Bien souvent, lorsque nous faisons taire nos besoins ou nos émotions, ceux-ci ne disparaissent pas. Ils peuvent continuer à s’exprimer autrement : à travers un sentiment de lassitude, une irritabilité inhabituelle, une difficulté à prendre des décisions ou encore une impression persistante d’être déconnecté de soi-même. Ce que nous cherchons à éviter trouve parfois d’autres chemins pour attirer notre attention.

Notre premier réflexe est souvent de lutter contre ce qui dérange. Nous voulons chasser les émotions inconfortables, retrouver rapidement un état de calme ou reprendre le contrôle. Pourtant, cette lutte peut parfois renforcer ce que nous souhaitons justement apaiser. À force de vouloir ignorer certaines parties de nous-mêmes, nous risquons de nous éloigner de ce qu’elles cherchent à nous transmettre.

Les émotions ne sont pas des ennemies. Elles sont des indicateurs précieux de notre vécu, de nos besoins et de notre histoire. De la même manière, le corps possède sa propre façon de communiquer. Il garde parfois la mémoire de situations marquantes, de tensions accumulées ou d’adaptations mises en place au fil du temps. Apprendre à écouter ces messages avec bienveillance ouvre souvent la voie à une meilleure compréhension de soi.

Accueillir ce qui est présent ne signifie pas s’y résigner. Cela consiste plutôt à reconnaître son expérience sans jugement, afin de pouvoir avancer avec davantage de conscience. Lorsqu’une émotion est entendue, lorsqu’un fonctionnement est compris, il devient plus facile de retrouver de nouvelles possibilités d’action.

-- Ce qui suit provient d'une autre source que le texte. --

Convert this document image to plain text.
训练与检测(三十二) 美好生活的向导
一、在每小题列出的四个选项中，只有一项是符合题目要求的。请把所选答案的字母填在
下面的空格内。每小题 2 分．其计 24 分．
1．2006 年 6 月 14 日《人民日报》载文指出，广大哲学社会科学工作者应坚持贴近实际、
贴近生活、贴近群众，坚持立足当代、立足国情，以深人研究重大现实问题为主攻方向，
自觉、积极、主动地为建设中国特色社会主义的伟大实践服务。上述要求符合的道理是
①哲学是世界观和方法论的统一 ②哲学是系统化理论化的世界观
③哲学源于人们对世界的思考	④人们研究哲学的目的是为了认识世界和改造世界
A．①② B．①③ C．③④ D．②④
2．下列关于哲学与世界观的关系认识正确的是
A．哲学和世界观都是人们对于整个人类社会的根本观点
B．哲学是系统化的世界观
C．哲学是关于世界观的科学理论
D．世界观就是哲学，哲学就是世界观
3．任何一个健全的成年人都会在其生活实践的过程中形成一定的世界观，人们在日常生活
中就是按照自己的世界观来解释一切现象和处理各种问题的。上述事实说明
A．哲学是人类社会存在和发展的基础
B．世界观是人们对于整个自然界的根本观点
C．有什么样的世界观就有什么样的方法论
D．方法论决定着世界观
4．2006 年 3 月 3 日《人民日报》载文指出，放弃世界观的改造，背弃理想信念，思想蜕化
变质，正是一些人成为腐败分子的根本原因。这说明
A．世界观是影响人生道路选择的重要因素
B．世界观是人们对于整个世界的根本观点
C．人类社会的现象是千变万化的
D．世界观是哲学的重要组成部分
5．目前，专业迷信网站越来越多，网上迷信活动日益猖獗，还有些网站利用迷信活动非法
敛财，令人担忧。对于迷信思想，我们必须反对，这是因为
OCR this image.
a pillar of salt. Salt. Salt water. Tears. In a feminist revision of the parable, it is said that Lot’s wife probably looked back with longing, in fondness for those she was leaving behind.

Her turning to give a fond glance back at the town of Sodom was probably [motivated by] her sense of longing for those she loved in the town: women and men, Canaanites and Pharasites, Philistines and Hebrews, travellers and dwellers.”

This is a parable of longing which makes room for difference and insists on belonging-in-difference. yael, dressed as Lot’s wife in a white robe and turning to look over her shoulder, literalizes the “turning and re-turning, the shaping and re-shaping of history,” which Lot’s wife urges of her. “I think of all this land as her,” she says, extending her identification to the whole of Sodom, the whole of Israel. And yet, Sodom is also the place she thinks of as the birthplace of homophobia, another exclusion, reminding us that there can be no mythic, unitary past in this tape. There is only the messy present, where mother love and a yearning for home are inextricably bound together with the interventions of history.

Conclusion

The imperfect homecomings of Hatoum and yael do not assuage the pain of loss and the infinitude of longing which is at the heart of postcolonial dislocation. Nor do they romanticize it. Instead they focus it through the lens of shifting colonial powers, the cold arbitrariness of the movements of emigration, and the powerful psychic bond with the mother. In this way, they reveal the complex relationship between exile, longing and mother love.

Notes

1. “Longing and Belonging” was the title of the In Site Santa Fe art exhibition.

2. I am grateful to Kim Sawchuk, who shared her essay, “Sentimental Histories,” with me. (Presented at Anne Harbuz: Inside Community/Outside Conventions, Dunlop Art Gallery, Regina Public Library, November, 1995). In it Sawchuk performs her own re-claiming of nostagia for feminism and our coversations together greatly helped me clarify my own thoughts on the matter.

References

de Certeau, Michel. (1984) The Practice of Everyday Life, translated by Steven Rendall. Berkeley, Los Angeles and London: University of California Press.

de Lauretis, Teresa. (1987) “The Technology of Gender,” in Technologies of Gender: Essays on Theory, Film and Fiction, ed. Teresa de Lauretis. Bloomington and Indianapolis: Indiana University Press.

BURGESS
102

C’est dans cette démarche que l’accompagnement thérapeutique peut trouver tout son sens. La kinésiologie BR® propose un espace d’exploration permettant d’observer certains blocages, d’identifier des mécanismes parfois inconscients et de mieux comprendre les liens entre le corps, les émotions et le vécu de chacun. Il ne s’agit pas d’apporter des réponses toutes faites, mais d’accompagner une personne dans la découverte de ses propres ressources et de son propre chemin d’évolution.

Chaque parcours est unique. Il n’existe pas de solution universelle ni de rythme idéal. Le rôle du thérapeute est avant tout d’offrir un espace d’écoute, de présence et de sécurité où chacun peut déposer ce qu’il traverse. À travers cet accompagnement, il devient possible de mettre en lumière certains schémas, de prendre du recul sur son histoire et de se reconnecter progressivement à ses capacités d’adaptation et d’équilibre.

Prendre soin de soi n’est donc pas tourner le dos aux autres. C’est choisir de s’accorder l’attention nécessaire pour avancer avec davantage de sérénité, de cohérence et de présence.

Car ce qui est reconnu peut évoluer. Ce qui est écouté peut se transformer. Et le chemin vers le changement commence souvent par une meilleure compréhension de soi.